The government could no longer control the resistance movement in the country, and the war on its borders was impossible to sustain. In 1990 the negotiations to bring about a new system of government began, banned organisations were brought back into the constitutional discussions, and in 1994 the first fully democratic elections led to a new government with President Nelson Rolihlahla Mandela at its head.

What did this mean for the Black Sash, in addition to rejoicing at the outcome? In a new constitutional democracy, was there any place for a small, still mostly white group of women (membership had been open to all since 1963), whose many goals seemed to have been fulfilled? Filled with hopes for the future, what part could they play to make a contribution? Not protest, surely, but monitoring, advocacy, and experience in assisting people to overcome their problems in attaining social justice.

Democracy

In 1995, after many arguments and discussions, the decision was taken to close the Black Sash’s membership structure, and instead to carry its advice office work into the future under the leadership of a Board of Trustees responsible for the Black Sash Trust. In taking this step, the membership placed its legacy in the hands of the new structure and to the team of dedicated professional staff.

The trustees articulated the values which had in the preceding 40 years underpinned the work of the Black Sash, as guidelines for the new organisation. These were:
Justice
Dignity
Affirmation of women
Integrity
Nonviolence
Rigour
Independence and courage
Volunteers and civil society

In the early days of democracy, under a Constitution which provided for the rights of all people, the Black Sash worked with other civil society organisations to support the new government in developing new legislation and systems to make those rights real in the experience of the people. Yet poverty and inequality continued to affect the lives of millions of South Africans.

Black Sash Trustees. Mary Burton, second from the right. Photo: Wandie Mesatywa.

Social grants

Working in partnership with other civil society organisations, one of the major goals of the Black Sash was to address more vigorously the need for social security for those people who depended on government support to survive. Pensions for the elderly, child care grants, and disability grants, which had in the past been differentiated on a racially defined basis, became equal for all. Yet in many poor households, entire families were obliged to depend on those grants, since there was no other provision for those who were unemployed. In addition, there were many problems with the distribution of the grants, including inefficiency and corruption.

Together with community-based partners in different parts of the country, the small team of Black Sash staff undertook a process of monitoring and documenting the experiences of people trying to access their grants. Furthermore, the organisations campaigned for the provision of a basic income grant as the cornerstone of a comprehensive social protection system.

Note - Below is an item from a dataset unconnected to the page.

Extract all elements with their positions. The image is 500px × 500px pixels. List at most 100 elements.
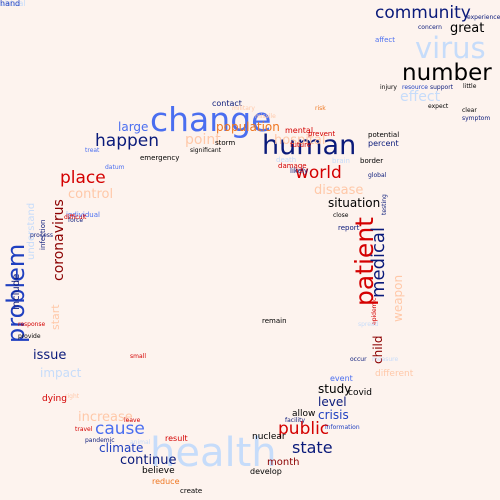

It became clear that irregular deductions were being made from the grants which people ought to have been receiving, and that the service provider which had been contracted by the government to distribute the grants had captured the system for its own benefit. The Black Sash and its partners embarked on a campaign demanding “Hands off our grants” (HOOG), which eventually led to a Constitutional Court challenge.

The story of this campaign, the dedication of the monitors and the courage of those who came forward to testify, the support of the indefatigable legal advisers, and the ultimate ruling of the Constitutional Court is told in a book soon to be published. The grants of about 18 million people are now being distributed through an integrated payment system and partnership between South African Social Security Agency and the South African Post Office.

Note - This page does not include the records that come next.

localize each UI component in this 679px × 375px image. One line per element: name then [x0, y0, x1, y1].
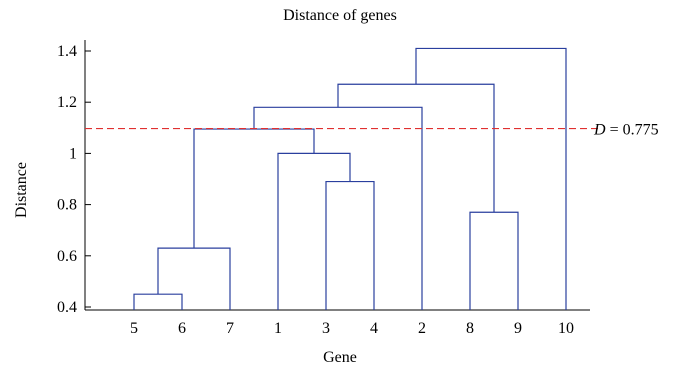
y-axis-label: Distance — [13, 162, 30, 218]
chart-title: Distance of genes — [283, 7, 397, 24]
dendrogram-link — [253, 106, 423, 310]
dendrogram-link — [337, 83, 495, 213]
x-tick-label: 6 — [178, 320, 186, 337]
threshold-label: D = 0.775 — [593, 122, 659, 139]
dendrogram-link — [325, 180, 375, 310]
y-tick-label: 0.8 — [57, 197, 77, 214]
threshold-value: = 0.775 — [606, 122, 659, 139]
dendrogram-link — [415, 47, 567, 310]
x-tick-label: 7 — [226, 320, 234, 337]
y-axis-ticks: 0.4 0.6 0.8 1 1.2 1.4 — [57, 43, 91, 316]
dendrogram-link — [193, 128, 315, 249]
y-tick-label: 1.4 — [57, 43, 77, 60]
dendrogram-link — [469, 211, 519, 310]
x-tick-label: 1 — [274, 320, 282, 337]
x-tick-label: 4 — [370, 320, 378, 337]
y-tick-label: 1 — [69, 145, 77, 162]
y-tick-label: 0.6 — [57, 248, 77, 265]
threshold-variable: D — [593, 122, 606, 139]
x-tick-label: 10 — [558, 320, 574, 337]
x-tick-label: 5 — [130, 320, 138, 337]
x-axis-ticks: 5 6 7 1 3 4 2 8 9 10 — [130, 306, 574, 337]
dendrogram-link — [157, 247, 231, 310]
x-axis-label: Gene — [323, 349, 357, 366]
dendrogram-link — [133, 293, 183, 310]
x-tick-label: 9 — [514, 320, 522, 337]
x-tick-label: 8 — [466, 320, 474, 337]
dendrogram-link — [277, 152, 351, 310]
x-tick-label: 2 — [418, 320, 426, 337]
y-tick-label: 1.2 — [57, 94, 77, 111]
y-tick-label: 0.4 — [57, 299, 77, 316]
x-tick-label: 3 — [322, 320, 330, 337]
dendrogram-links — [133, 47, 567, 310]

Abject poverty and gross inequality continue, disgracefully, to stalk our country, and are now deepened by the COVID-19 pandemic. Millions of South Africans endure lives of such deprivation as to lead to despair and anger. Every possible effort must be made to remedy this situation.
Sustained by the values to which it is dedicated, the Black Sash, together with its partner organisations, continues to be an important building block towards that end.